Last stop, Yuma, Arizona. Gas $1.92. Sunset over the mountains, heat lying down for the day. Pink clouds, purple sky, sleepy town. The whole of Yuma looked prefab, jerry-built, thrown up hastily around hot noons. We stayed in Yuma for ten minutes, long enough for me to stretch my legs and brush my teeth. One thing I noticed about water taps in the desert: they have different temperatures from water taps everywhere else -- Hot, and Fantastically Hot. After two days -- one in El Paso and one on the bus -- I was getting somewhat used to it, but generally I hate brushing my teeth with anything but cool water.


And now, as the colors fell away from the sky, it was time for the stretch run, three hours on mostly California highways home. Three hours blissfully (or boringly) uneventful, marked only by the clogging and unclogging of my altitude-addled ears. I read a little to the sound of the motor-hum under an overhead light. Noticed that our windshield had spackled itself with thick blips of bug guts.

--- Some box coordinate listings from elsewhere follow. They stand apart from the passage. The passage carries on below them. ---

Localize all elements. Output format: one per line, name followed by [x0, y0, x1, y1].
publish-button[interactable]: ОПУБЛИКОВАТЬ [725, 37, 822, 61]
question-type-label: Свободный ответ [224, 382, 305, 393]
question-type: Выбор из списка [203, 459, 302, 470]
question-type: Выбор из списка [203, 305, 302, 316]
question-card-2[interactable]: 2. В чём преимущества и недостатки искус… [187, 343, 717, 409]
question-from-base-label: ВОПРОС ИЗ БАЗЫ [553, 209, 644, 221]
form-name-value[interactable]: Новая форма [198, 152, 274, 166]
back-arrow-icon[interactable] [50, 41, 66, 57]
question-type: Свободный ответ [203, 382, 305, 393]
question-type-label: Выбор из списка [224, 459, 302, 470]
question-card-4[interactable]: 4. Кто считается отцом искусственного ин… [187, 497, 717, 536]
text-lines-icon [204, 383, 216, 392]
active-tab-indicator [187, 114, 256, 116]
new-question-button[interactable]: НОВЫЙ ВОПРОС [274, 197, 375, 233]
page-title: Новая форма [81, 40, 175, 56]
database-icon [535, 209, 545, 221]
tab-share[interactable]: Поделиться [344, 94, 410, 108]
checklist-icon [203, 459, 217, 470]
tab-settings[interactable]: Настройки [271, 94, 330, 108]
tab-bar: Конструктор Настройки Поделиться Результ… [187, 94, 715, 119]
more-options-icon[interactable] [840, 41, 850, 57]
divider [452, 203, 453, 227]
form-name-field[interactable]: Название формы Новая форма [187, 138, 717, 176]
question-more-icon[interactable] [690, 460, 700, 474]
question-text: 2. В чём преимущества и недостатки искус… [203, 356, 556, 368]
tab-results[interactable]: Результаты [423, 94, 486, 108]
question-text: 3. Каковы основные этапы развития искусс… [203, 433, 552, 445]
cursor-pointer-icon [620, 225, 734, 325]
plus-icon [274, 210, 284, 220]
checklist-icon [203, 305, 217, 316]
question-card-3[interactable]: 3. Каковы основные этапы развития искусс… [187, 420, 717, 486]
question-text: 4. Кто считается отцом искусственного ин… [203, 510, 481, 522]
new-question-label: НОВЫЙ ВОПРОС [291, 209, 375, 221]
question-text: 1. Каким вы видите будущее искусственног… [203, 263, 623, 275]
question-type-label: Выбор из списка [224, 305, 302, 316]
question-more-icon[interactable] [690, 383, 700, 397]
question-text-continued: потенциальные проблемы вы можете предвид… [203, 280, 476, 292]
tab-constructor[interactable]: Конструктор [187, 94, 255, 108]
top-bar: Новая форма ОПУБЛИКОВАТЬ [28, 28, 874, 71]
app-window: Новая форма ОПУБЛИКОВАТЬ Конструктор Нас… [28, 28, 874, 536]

I felt patient, in a way that makes me want to say that I felt patient for the first time in my life.

A metaphor found me then, as I perceived that night-darkness is darker from inside a bus. You don't get the continuity of seeing a sign or lights approaching before they slide too quickly by. It's just darkness and blur, darkness and blur. And that rushing suddenness -- and my patience as I let it go by me through the big window -- that experience, felt like an image for my life. I didn't even catch the exact moment when we passed into my hometown's long-awaited city limits.


If your first impression of San Diego were the bus station, you might be inclined to leave off with your merry way and stay a while. Located at First and Broadway, in the heart of downtown, the terminal is by far the cleanest and best lighted I've seen. Music piped in, friendly security guards, food facilities, new chairs and displays, and right outside, numerous cabs and busy roads and flourishing businesses. Ah, yes. San Diego. Gas $2.29.

Finally, 11:15 p.m., woozy and stiff, I was mostly home.